This will be my final year teaching at Cedar Tree. I have known for a year or more now, and it is a good and necessary change even though I will miss my 16 years of teaching Latin to young minds. But somehow it has become That Thing That I'm Afraid to Blog About, and that has kept me from writing as much and as freely as I need to on this blog, for the last year. I have noticed a distinct lack of the spunky sense of fun that I think my blog should have, although the very few who do follow this blog have probably, at most, only thought, "hm, she's not blabbing as much anymore." We all live in the world of our minds to some degree; I especially plead guilty to replaying and overthinking and overanalyzing every decision. If you're wired this way, it helps tremendously to have some kind of creative outlet (knitting, quilting, writing) and a circle of supportive friends; so I will be unpacking my thoughts on the idea of not being a teacher anymore over the next months. I don't require comments or feedback, although I'm by no means shutting them down. There's a lot I, personally, need to process and my personal blog is the most logical place to do it. Even there and presuming I share it to Facebook friends, I'm always fearful of negative feedback. But first, you know, I have to make the initial announcement. So, yes. I'm not going to be a Latin teacher after this year.
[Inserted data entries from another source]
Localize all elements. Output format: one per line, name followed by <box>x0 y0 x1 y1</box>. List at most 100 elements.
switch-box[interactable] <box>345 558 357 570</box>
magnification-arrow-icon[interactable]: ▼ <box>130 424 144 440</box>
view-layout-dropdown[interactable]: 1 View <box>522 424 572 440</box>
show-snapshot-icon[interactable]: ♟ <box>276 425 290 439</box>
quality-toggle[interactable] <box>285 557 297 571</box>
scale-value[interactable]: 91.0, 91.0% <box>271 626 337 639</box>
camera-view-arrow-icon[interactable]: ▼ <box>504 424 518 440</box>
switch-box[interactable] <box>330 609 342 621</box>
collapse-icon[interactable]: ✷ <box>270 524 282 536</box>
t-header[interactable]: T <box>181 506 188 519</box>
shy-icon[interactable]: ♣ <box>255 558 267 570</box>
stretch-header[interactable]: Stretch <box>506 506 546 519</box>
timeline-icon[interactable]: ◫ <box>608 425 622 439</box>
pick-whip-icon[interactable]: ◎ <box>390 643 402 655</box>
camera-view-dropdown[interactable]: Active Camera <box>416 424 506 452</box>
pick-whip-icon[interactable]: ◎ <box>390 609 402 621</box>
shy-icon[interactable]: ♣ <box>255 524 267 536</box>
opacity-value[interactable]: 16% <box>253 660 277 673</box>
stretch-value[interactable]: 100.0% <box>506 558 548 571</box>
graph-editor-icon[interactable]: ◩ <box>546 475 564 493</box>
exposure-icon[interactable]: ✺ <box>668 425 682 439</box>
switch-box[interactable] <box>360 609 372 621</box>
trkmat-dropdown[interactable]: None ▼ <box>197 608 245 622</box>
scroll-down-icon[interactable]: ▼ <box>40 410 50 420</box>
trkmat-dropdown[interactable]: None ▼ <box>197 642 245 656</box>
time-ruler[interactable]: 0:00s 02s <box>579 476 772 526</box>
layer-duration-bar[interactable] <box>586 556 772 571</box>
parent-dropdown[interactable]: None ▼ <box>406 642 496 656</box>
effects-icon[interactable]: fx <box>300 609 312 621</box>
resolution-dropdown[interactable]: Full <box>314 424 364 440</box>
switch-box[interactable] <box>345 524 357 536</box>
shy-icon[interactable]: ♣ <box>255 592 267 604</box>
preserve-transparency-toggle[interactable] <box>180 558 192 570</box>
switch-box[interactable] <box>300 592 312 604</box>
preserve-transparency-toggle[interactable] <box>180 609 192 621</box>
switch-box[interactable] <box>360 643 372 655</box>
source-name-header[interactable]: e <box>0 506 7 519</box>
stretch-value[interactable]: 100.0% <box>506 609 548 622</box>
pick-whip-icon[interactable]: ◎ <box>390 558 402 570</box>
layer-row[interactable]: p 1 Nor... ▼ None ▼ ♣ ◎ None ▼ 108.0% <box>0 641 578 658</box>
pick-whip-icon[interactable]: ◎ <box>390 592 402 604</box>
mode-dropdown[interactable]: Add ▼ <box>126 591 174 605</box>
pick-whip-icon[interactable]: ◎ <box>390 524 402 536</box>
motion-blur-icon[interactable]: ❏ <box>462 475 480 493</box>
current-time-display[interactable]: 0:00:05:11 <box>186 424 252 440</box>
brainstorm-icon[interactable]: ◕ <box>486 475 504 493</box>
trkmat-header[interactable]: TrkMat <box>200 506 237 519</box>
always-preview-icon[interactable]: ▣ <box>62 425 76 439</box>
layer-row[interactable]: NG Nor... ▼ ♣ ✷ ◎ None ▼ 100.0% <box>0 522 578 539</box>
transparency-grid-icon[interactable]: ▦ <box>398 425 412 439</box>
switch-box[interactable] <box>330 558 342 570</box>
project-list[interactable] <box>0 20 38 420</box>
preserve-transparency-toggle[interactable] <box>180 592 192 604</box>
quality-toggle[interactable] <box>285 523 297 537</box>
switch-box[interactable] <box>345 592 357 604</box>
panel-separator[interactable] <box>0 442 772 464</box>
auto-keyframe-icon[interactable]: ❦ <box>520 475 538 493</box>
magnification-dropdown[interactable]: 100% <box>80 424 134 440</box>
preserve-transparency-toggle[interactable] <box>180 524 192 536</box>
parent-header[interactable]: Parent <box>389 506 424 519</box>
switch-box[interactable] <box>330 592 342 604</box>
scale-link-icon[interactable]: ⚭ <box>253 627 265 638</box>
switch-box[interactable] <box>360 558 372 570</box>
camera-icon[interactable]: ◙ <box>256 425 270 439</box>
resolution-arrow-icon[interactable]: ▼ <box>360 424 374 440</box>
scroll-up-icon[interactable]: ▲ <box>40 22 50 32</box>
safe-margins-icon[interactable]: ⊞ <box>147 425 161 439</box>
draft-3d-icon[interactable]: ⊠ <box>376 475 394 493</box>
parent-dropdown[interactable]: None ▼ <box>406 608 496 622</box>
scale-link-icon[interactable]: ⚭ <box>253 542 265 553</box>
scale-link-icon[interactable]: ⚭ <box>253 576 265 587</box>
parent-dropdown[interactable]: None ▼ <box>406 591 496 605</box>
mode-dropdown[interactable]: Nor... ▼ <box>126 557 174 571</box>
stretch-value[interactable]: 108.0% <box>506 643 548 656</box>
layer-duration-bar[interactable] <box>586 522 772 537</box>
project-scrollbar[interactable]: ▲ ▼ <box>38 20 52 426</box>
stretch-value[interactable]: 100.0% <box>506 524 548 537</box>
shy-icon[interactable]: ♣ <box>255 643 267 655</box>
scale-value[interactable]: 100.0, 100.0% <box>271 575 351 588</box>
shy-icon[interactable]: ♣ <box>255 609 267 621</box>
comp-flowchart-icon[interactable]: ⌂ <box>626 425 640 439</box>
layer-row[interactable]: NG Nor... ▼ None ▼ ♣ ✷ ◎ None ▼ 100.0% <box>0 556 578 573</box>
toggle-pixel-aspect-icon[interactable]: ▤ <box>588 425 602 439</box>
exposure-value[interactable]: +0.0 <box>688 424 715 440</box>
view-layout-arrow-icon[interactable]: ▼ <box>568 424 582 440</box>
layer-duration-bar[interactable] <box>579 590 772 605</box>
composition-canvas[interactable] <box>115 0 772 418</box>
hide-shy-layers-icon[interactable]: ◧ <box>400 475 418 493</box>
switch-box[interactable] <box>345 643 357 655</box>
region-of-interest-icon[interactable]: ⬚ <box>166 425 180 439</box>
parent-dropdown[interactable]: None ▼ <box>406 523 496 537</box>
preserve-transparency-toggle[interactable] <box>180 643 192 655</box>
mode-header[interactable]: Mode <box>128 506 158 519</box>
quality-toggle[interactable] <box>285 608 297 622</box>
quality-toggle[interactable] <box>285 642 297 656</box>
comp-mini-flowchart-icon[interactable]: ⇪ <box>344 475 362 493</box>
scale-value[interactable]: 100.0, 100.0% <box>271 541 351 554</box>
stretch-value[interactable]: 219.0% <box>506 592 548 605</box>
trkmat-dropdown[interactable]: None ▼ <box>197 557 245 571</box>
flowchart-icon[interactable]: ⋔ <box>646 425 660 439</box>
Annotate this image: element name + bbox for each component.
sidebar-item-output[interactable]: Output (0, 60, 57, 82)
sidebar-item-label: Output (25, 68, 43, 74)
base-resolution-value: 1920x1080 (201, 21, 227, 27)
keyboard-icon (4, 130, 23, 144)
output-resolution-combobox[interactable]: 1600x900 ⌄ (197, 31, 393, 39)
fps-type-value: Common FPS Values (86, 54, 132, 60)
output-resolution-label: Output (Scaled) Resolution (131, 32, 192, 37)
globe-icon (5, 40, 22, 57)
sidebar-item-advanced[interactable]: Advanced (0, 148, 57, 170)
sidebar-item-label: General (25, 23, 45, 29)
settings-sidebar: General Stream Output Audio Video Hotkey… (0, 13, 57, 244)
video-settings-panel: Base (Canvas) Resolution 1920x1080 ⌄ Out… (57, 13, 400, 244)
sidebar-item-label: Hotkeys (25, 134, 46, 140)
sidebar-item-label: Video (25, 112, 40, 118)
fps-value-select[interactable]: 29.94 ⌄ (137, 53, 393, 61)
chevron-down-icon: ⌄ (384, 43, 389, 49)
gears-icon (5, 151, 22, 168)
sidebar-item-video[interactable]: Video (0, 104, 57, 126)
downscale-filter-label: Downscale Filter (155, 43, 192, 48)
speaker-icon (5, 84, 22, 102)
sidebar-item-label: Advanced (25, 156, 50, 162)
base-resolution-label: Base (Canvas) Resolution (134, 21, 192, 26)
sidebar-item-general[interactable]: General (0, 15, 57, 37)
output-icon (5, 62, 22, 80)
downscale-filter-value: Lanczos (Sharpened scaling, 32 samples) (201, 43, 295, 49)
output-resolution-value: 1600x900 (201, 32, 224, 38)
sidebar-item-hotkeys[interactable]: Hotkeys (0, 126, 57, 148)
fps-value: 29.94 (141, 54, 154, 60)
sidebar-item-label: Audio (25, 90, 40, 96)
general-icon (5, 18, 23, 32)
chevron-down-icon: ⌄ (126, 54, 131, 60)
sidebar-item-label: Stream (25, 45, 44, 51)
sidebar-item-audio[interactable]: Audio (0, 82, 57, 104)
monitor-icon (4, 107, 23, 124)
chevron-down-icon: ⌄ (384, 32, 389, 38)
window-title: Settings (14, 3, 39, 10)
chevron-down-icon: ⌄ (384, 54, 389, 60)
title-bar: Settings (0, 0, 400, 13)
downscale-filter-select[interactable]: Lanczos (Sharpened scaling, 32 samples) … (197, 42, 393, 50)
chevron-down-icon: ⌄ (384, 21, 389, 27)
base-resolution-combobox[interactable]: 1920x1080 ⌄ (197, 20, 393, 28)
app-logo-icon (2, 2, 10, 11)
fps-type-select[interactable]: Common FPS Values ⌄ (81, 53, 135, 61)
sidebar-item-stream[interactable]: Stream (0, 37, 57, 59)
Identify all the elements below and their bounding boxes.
I get some people who ask "What will you do?" These are the people who have no memory of me as anything other than a Latin teacher at my kids' school. With the best of intentions, I'm sure, but this only has the effect of making me feel more typecast into a role somebody else wrote for me. I have always enjoyed the Latin teacher identity, but I have 4 young adult (well, teenage at least) children, one of them with special needs, a 100-year-old house, and far too many hobbies and interests to keep up with on one blog. I have been teaching longer than any of my students have been alive. I'm relatively sure I will find plenty to do. Whether any of it will make money or not is quite another matter, but money has always been a secondary consideration for me. Rather obviously.
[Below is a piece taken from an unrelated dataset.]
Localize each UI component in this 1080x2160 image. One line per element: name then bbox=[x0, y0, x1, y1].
I could stick in the Latin field and be quite happy, doing things like creating this course on the Duolingo discussion forum. I'm rather proud of it, even though it's not official and not finished yet. I believe that some of my more conventional study guides and lesson plans would be useful if published. Or I could devote myself to researching the legal and financial steps needed to prepare Tertia for life and work as an adult with Down syndrome. I could take a few months and schedule all the medical appointments I've been putting off far too long, then another few months for that thorough housecleaning that has never happened. I could write books, people! Or I could just make a lot of quilts and sweaters. I used to be a community organizer... some people have found that leads to very prominent careers. There are some who think that William Shakespeare, during his "lost years," was a teacher of Latin at a country grammar school. He had a pretty good second act.
So, there are my ramblings for today. It will be back to quilting and wooly endeavors and blabbing about literature, philosophy, family, politics and who knows what else after this, I sincerely hope.